🤖 AI Summary
Accurate propensity score (PS) modeling is challenging under high-dimensional covariates, and average treatment effect (ATE) inference lacks robustness when the target population comprises heterogeneous data sources.
Method: We propose a multiply robust high-dimensional empirical likelihood method that constructs Neyman-orthogonal scores via soft covariate balancing constraints, extended calibration functions, and regularized augmented outcome regression—enabling simultaneous robustness to misspecification of multiple candidate PS and outcome models. The framework is further extended to generalized linear models with unknown clustering structures.

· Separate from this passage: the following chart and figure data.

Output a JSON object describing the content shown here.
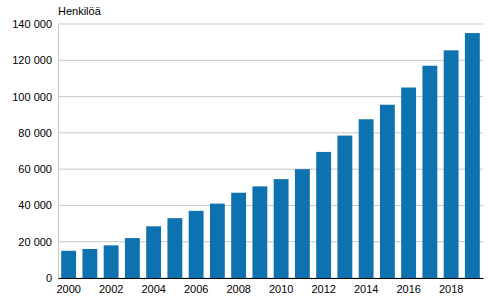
{
  "chart_data": {
    "type": "bar",
    "y_label": "Henkilöä",
    "categories": [
      "2000",
      null,
      "2002",
      null,
      "2004",
      null,
      "2006",
      null,
      "2008",
      null,
      "2010",
      null,
      "2012",
      null,
      "2014",
      null,
      "2016",
      null,
      "2018",
      null
    ],
    "values": [
      15000,
      16000,
      18000,
      22000,
      28500,
      33000,
      37000,
      41000,
      47000,
      50500,
      54500,
      60000,
      69500,
      78500,
      87500,
      95500,
      105000,
      117000,
      125500,
      135000
    ],
    "color": "#0f72b0",
    "ylim": [
      0,
      140000
    ],
    "yticks": [
      0,
      {
        "value": 20000,
        "label": "20 000"
      },
      {
        "value": 40000,
        "label": "40 000"
      },
      {
        "value": 60000,
        "label": "60 000"
      },
      {
        "value": 80000,
        "label": "80 000"
      },
      {
        "value": 100000,
        "label": "100 000"
      },
      {
        "value": 120000,
        "label": "120 000"
      },
      {
        "value": 140000,
        "label": "140 000"
      }
    ],
    "grid": true
  }
}
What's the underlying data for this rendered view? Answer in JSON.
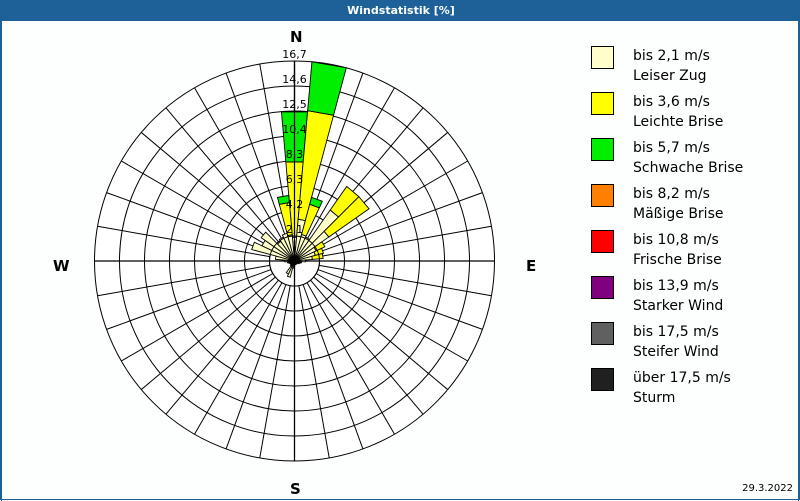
{
  "window": {
    "title": "Windstatistik [%]"
  },
  "compass": {
    "north": "N",
    "east": "E",
    "south": "S",
    "west": "W"
  },
  "date": "29.3.2022",
  "legend": [
    {
      "range": "bis 2,1 m/s",
      "name": "Leiser Zug",
      "color": "#ffffcc"
    },
    {
      "range": "bis 3,6 m/s",
      "name": "Leichte Brise",
      "color": "#ffff00"
    },
    {
      "range": "bis 5,7 m/s",
      "name": "Schwache Brise",
      "color": "#00ee00"
    },
    {
      "range": "bis 8,2 m/s",
      "name": "Mäßige Brise",
      "color": "#ff8000"
    },
    {
      "range": "bis 10,8 m/s",
      "name": "Frische Brise",
      "color": "#ff0000"
    },
    {
      "range": "bis 13,9 m/s",
      "name": "Starker Wind",
      "color": "#800080"
    },
    {
      "range": "bis 17,5 m/s",
      "name": "Steifer Wind",
      "color": "#606060"
    },
    {
      "range": "über 17,5 m/s",
      "name": "Sturm",
      "color": "#202020"
    }
  ],
  "chart_data": {
    "type": "polar-stacked-bar (wind rose)",
    "title": "Windstatistik [%]",
    "unit": "%",
    "ring_labels": [
      "2,1",
      "4,2",
      "6,3",
      "8,3",
      "10,4",
      "12,5",
      "14,6",
      "16,7"
    ],
    "rmax": 16.7,
    "sector_width_deg": 10,
    "series_names": [
      "bis 2,1 m/s",
      "bis 3,6 m/s",
      "bis 5,7 m/s"
    ],
    "series_colors": [
      "#ffffcc",
      "#ffff00",
      "#00ee00"
    ],
    "sectors_note": "cumulative stacked values per direction (degrees from N, clockwise)",
    "sectors": [
      {
        "dir": 0,
        "cum": [
          2.0,
          8.3,
          12.5
        ]
      },
      {
        "dir": 10,
        "cum": [
          3.5,
          12.6,
          16.7
        ]
      },
      {
        "dir": 20,
        "cum": [
          2.3,
          4.9,
          5.5
        ]
      },
      {
        "dir": 30,
        "cum": [
          2.2
        ]
      },
      {
        "dir": 40,
        "cum": [
          5.2,
          7.6
        ]
      },
      {
        "dir": 50,
        "cum": [
          3.5,
          7.6
        ]
      },
      {
        "dir": 60,
        "cum": [
          2.0,
          2.8
        ]
      },
      {
        "dir": 70,
        "cum": [
          1.8,
          2.5
        ]
      },
      {
        "dir": 80,
        "cum": [
          1.5,
          2.4
        ]
      },
      {
        "dir": 90,
        "cum": [
          0.9
        ]
      },
      {
        "dir": 100,
        "cum": [
          0.6
        ]
      },
      {
        "dir": 110,
        "cum": [
          0.5
        ]
      },
      {
        "dir": 120,
        "cum": [
          0.4
        ]
      },
      {
        "dir": 130,
        "cum": [
          0.3
        ]
      },
      {
        "dir": 140,
        "cum": [
          0.3
        ]
      },
      {
        "dir": 150,
        "cum": [
          0.3
        ]
      },
      {
        "dir": 160,
        "cum": [
          0.3
        ]
      },
      {
        "dir": 170,
        "cum": [
          0.3
        ]
      },
      {
        "dir": 180,
        "cum": [
          0.4
        ]
      },
      {
        "dir": 190,
        "cum": [
          0.6
        ]
      },
      {
        "dir": 200,
        "cum": [
          1.4
        ]
      },
      {
        "dir": 210,
        "cum": [
          1.2
        ]
      },
      {
        "dir": 220,
        "cum": [
          0.5
        ]
      },
      {
        "dir": 230,
        "cum": [
          0.4
        ]
      },
      {
        "dir": 240,
        "cum": [
          0.4
        ]
      },
      {
        "dir": 250,
        "cum": [
          0.5
        ]
      },
      {
        "dir": 260,
        "cum": [
          0.6
        ]
      },
      {
        "dir": 270,
        "cum": [
          0.8
        ]
      },
      {
        "dir": 280,
        "cum": [
          1.6
        ]
      },
      {
        "dir": 290,
        "cum": [
          3.7
        ]
      },
      {
        "dir": 300,
        "cum": [
          3.0
        ]
      },
      {
        "dir": 310,
        "cum": [
          3.4
        ]
      },
      {
        "dir": 320,
        "cum": [
          2.0
        ]
      },
      {
        "dir": 330,
        "cum": [
          2.2
        ]
      },
      {
        "dir": 340,
        "cum": [
          2.4
        ]
      },
      {
        "dir": 350,
        "cum": [
          2.2,
          4.9,
          5.5
        ]
      }
    ],
    "grid": true,
    "legend_position": "right"
  }
}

Contribution/Results: We establish asymptotic validity of the resulting ATE confidence intervals, proving asymptotically correct coverage. Simulations demonstrate superior performance over existing doubly robust methods. Empirical evaluation on multicenter healthcare data confirms the method’s practical effectiveness and stability in real-world heterogeneous settings.
📝 Abstract
In this paper, we develop a multiply robust inference procedure of the average treatment effect (ATE) for data with high-dimensional covariates. We consider the case where it is difficult to correctly specify a single parametric model for the propensity scores (PS). For example, the target population is formed from heterogeneous sources with different treatment assignment mechanisms. We propose a novel high-dimensional empirical likelihood weighting method under soft covariate balancing constraints to combine multiple working PS models. An extended set of calibration functions is used, and a regularized augmented outcome regression is developed to correct the bias due to non-exact covariate balancing. Those two approaches provide a new way to construct the Neyman orthogonal score of the ATE. The proposed confidence interval for the ATE achieves asymptotically valid nominal coverage under high-dimensional covariates if any of the PS models, their linear combination, or the outcome regression model is correctly specified. The proposed method is extended to generalized linear models for the outcome variable. Specifically, we consider estimating the ATE for data with unknown clusters, where multiple working PS models can be fitted based on the estimated clusters. Our proposed approach enables robust inference of the ATE for clustered data. We demonstrate the advantages of the proposed approach over the existing doubly robust inference methods under high-dimensional covariates via simulation studies. We analyzed the right heart catheterization dataset, initially collected from five medical centers and two different phases of studies, to demonstrate the effectiveness of the proposed method in practice.